KNMG in gesprek met minister over euthanasie en wilsonbekwaamheid
ArrayIn maart heeft artsenfederatie KNMG de minister gevraagd om de heersende onduidelijkheid over wilsonbekwame patiënten met een schriftelijke wilsverklaring aangaande euthanasie weg te nemen. In vervolg hierop heeft de KNMG vandaag op uitnodiging van minister Schippers een gesprek over de uitleg van de bepaling in de euthanasiewet aangaande de wilsverklaring.

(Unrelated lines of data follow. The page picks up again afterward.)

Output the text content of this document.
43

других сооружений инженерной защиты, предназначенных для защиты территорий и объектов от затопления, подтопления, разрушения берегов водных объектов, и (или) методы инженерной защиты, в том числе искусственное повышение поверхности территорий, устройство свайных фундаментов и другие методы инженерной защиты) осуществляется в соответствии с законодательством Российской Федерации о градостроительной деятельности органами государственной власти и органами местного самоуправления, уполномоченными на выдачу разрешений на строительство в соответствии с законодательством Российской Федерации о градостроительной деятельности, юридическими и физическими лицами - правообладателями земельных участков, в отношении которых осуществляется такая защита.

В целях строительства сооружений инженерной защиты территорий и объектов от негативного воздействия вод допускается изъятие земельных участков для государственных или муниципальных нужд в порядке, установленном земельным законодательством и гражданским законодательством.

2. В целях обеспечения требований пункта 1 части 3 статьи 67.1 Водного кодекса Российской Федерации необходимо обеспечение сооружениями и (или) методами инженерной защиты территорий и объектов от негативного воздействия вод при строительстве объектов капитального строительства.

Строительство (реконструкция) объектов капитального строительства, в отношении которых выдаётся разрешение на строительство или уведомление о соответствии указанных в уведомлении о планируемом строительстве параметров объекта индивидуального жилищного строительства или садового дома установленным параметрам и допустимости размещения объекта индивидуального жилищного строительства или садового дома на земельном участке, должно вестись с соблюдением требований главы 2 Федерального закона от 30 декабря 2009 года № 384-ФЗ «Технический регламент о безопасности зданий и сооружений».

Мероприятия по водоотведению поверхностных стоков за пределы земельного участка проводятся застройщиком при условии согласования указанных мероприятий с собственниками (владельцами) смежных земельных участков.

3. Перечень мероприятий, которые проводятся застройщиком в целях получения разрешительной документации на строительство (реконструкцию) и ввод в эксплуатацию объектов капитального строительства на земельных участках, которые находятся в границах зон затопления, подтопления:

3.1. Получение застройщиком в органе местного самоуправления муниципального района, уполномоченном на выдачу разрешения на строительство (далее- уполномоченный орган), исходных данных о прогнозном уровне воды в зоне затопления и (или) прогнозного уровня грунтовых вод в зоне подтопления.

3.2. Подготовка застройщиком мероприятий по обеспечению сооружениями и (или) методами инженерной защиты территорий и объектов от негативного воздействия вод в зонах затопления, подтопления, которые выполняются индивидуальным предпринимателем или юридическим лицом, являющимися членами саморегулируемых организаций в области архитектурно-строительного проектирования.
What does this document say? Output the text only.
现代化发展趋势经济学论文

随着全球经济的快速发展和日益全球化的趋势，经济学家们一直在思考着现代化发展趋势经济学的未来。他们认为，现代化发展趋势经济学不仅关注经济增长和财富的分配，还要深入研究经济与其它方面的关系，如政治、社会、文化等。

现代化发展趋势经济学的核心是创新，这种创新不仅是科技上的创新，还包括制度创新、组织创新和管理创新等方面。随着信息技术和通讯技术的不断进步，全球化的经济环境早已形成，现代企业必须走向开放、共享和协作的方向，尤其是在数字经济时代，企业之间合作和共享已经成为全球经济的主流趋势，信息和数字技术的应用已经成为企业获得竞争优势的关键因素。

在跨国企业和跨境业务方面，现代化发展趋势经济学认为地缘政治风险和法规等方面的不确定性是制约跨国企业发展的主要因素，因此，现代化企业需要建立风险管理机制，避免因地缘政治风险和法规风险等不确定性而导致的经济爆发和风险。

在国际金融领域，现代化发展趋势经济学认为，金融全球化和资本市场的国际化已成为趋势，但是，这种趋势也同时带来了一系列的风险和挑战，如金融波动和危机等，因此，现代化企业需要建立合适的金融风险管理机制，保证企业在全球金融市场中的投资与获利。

In aanloop naar dit gesprek heeft de KNMG enige opties genoemd. Zoals het nader uitwerken hoe artsen moeten handelen bij patiënten die hun wil niet meer kunnen bepalen, met name hoe zij de zorgvuldigheidseisen van de euthanasiewet dan kunnen toetsen. Zo’n uitwerking kan worden gedaan in een algemene maatregel van bestuur. Een andere mogelijkheid is om het wetsartikel zo aan te passen, dat de onafhankelijke tweede arts die de patiënt heeft gezien, ook met de patiënt heeft gecommuniceerd. Het element van communicatie met de patiënt is voor artsen van wezenlijk belang. Als je als arts niet meer kunt verifiëren of iemand op dat moment het leven beëindigt wil hebben en ondraaglijk lijden ervaart, kan je niet overgaan tot euthanasie.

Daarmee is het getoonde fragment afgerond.